We've all heard tales of people buying foreclosed homes at bargain prices. Websites and infomercials claim that you can find foreclosures for pennies on the dollar. It sounds too good to be true and in most cases it is.
While it is possible to find a good deal on a foreclosed home, it takes lots of research and persistence. Most foreclosed houses sell for only slightly below market value, and those that sell for much less are few and far between. There are also certain risks when dealing with foreclosed properties.
Many foreclosures are not in very good condition and this is sometimes one of the reasons that foreclosures sell more cheaply. The former owners almost certainly went through a time of financial hardship and that often results in a poorly maintained home. The owner may even purposely cause damage to the home when he realizes that foreclosure is imminent.
Another reason that a foreclosure may be offered at a lower price is because it is in a bad location. Whether you're planning to use the home as a residence or rent it out, location is important. A home that is undesirably located will be more difficult to rent at a decent price, and living there could prove to be unbearable.
There are legal issues that the purchaser of a foreclosure may have to deal with as well. If the previous owner still lives in the home, he will have to deal with eviction. It is even possible that the lender may not have full ownership of the home, resulting in major legal woes. Tax liabilities may be transferred to the new owner as well.

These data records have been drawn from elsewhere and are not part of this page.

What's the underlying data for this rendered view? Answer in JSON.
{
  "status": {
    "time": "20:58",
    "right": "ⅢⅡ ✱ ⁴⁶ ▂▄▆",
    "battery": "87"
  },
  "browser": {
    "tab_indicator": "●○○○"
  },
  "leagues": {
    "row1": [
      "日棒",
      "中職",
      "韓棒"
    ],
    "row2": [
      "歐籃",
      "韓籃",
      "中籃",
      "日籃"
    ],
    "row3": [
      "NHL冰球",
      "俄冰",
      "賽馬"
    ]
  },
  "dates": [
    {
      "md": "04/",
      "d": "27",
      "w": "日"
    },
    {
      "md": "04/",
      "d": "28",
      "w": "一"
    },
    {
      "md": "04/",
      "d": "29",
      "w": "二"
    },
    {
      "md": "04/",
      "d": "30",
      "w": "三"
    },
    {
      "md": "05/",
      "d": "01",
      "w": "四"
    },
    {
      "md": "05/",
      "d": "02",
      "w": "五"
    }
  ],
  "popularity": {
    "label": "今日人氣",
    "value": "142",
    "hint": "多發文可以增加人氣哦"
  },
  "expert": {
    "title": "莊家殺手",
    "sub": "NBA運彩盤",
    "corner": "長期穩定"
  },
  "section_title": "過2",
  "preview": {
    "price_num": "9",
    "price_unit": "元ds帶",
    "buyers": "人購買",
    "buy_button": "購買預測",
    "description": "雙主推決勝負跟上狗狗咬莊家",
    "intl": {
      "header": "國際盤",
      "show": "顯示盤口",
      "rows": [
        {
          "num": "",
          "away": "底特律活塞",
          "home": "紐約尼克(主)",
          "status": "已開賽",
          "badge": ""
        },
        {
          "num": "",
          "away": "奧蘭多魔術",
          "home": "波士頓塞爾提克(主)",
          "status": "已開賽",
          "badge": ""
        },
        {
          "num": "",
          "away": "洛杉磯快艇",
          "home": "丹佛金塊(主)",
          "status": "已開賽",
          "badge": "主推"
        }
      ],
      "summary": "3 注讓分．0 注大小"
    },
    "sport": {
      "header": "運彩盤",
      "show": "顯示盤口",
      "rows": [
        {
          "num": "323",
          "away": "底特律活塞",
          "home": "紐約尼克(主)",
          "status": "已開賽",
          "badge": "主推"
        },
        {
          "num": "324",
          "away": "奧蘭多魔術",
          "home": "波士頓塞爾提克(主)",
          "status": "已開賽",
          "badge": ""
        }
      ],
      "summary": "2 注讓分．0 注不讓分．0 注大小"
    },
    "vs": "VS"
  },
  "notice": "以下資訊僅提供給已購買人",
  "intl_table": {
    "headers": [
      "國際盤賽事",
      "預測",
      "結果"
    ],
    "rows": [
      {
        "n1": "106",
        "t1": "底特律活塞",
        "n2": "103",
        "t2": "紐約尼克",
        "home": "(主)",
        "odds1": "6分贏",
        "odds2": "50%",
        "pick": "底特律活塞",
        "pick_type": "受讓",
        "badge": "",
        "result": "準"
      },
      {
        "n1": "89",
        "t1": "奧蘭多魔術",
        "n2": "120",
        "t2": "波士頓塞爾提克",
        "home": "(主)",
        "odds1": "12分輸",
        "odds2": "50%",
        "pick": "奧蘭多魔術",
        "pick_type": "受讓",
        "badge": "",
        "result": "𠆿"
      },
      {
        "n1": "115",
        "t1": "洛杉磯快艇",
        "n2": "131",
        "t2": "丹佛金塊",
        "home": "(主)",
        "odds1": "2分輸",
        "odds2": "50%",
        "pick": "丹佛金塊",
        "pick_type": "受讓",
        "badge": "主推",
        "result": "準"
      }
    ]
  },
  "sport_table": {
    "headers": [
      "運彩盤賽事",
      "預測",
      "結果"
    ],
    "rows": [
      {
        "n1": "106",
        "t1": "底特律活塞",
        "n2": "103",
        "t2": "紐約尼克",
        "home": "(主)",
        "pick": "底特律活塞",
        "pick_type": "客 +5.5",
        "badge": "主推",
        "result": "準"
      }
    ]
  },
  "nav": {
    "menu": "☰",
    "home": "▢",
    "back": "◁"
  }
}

Foreclosures sold at auction pose their own unique risks. Prospective buyers often do not get the opportunity to inspect the property for sale, so they have no indication of what condition it is in. The full purchase price is often due in a matter of days, if not on the same day. Buying foreclosures at auction is a risky proposition for the buyer and is usually not a good idea for first time homebuyers.
If you have the time and patience to actively look for good deals on foreclosures and the experience to know how to handle them once you've bought them, they can be worthwhile. But they are usually not ideal for new homeowners. There are many problems that can occur with them and a new homeowner does not need to be exposed to the risks involved.